Seriously it is an interesting topic because chaos is a big family

[Sockratease]

Then start a short debate...  ...

Short debate?

OK...

No.

Nothing is truly Fractal since there is no firm definition for the word!

I know...

I've been saying that for years, but it's partly to encourage the effort to devise a Universally Accepted definition of Fractal so such debates can be settled.

And partly because I still believe Fractals don't exist outside of our imaginations.

[Chillheimer]

Well, we could have a long boring debate about the meaning of the word fractal, but I suggest we don't start that!

 

(but I'll be offline the next 3-4 days)

[vinecius]

Interesting idea, I decided to plot it with the conventional attractor on (x,y,z) using Euler's method and an escape time algorithm on (x,y) with a random z initial condition. first is 100 iterations, second 1000.  Might be some fractal like structures near the edges.  I'll play with it more, find the best parameters and zoom in on it. Interesting structure but I don't see it growing in complexity, it's a similar idea to the newton fractal.

[vinecius]

So the spikes on the edges which result from a large step size with Euler's method are recursive when zoomed upon, the same spiky pattern repeats forever, much like the spirals on a madelbrot.  The solid colored bits in the middle do not grow in complexity when zoomed on.  Not terribly interesting, but "fractal" i suppose.

The plot is generated by seeing how fast it takes a point on the screen (x,y) to get to a certain distance to the center (between the attractors, not the centers of the attractors themselves, which is why you're seeing the two disembodying lobes).  All points should eventually reach the center (the transition between one attractor to the other) but black colored are those that fail to under the amount of iterations.
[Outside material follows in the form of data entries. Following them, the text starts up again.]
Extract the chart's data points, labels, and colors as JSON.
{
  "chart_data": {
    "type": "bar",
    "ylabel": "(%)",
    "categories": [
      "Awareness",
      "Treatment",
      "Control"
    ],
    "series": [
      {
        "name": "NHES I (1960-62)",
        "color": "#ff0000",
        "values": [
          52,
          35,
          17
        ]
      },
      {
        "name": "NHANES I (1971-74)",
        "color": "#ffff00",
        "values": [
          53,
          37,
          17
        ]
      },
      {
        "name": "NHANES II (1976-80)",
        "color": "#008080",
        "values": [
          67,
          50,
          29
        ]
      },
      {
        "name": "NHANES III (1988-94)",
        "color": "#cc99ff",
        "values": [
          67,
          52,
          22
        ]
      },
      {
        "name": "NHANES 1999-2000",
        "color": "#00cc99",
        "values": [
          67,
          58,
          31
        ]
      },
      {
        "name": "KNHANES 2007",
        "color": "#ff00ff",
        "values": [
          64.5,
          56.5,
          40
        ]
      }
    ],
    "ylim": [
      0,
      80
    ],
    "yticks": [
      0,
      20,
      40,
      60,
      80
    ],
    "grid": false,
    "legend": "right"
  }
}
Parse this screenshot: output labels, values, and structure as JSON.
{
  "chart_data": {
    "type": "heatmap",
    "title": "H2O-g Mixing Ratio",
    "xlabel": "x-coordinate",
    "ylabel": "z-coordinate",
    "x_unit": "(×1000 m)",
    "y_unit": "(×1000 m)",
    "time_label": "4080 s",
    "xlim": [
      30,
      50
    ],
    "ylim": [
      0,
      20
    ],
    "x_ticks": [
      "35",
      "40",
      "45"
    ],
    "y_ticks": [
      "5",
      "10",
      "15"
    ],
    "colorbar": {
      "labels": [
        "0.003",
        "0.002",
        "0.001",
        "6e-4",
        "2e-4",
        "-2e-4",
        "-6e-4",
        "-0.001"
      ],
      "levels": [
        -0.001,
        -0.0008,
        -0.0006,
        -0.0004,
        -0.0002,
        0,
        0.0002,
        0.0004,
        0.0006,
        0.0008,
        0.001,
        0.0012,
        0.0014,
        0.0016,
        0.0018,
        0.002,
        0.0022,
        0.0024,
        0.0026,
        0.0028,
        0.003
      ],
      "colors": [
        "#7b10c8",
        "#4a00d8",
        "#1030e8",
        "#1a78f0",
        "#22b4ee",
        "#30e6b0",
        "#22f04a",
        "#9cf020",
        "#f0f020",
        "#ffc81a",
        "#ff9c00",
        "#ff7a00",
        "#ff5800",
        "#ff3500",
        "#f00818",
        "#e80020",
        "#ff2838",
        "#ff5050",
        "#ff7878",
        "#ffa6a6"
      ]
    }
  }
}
edit: upon closer inspection, this thing does grow with complexity, it's the same swirly sort of look but the spiked shapes seem to change when you zoom in to certain random regions.

[Ode_to_dx]

Wow thanks to everyone. This is my first post in this forum and I am surprised by how quickly people replied. Sorry I was not present I have been on holidays and I thought I would get notified by email when someone replied (now I found the setting).

Points should not diverge to infinity. If they do, your calculation method is too coarse.
The set of equations defines an attractor: points converge to it.

That's right I should have realised it was because of the step size, which was pretty big due to the lack of power of Scratch.

So the spikes on the edges which result from a large step size with Euler's method are recursive when zoomed upon, the same spiky pattern repeats forever, much like the spirals on a madelbrot.  The solid colored bits in the middle do not grow in complexity when zoomed on.  Not terribly interesting, but "fractal" i suppose.

The plot is generated by seeing how fast it takes a point on the screen (x,y) to get to a certain distance to the center (between the attractors, not the centers of the attractors themselves, which is why you're seeing the two disembodying lobes).  All points should eventually reach the center (the transition between one attractor to the other) but black colored are those that fail to under the amount of iterations.

edit: upon closer inspection, this thing does grow with complexity, it's the same swirly sort of look but the spiked shapes seem to change when you zoom in to certain random regions.

Since points are not supposed to diverge, it is certainly a good idea to use a scape time algorithm, thanks for implementing it. I think what causes that "swirl" when you zoom in is sensitivity to initial conditions: as orbits go on, some of them are more "straightforward" than others, so the valleys and mountains represent the points that take the fastest and slowest (respectively) paths.
If this was the case, that would explain why you have to zoom in (at first points that are close to one another don't spread much), but if you recorded the 2nd, 3rd, etc. time that points reach the center instead of the first one, the orbits may have more time to spread and sensitivity to initial conditions would cause this differences to show up exponentially earlier (i.e. at a larger scale).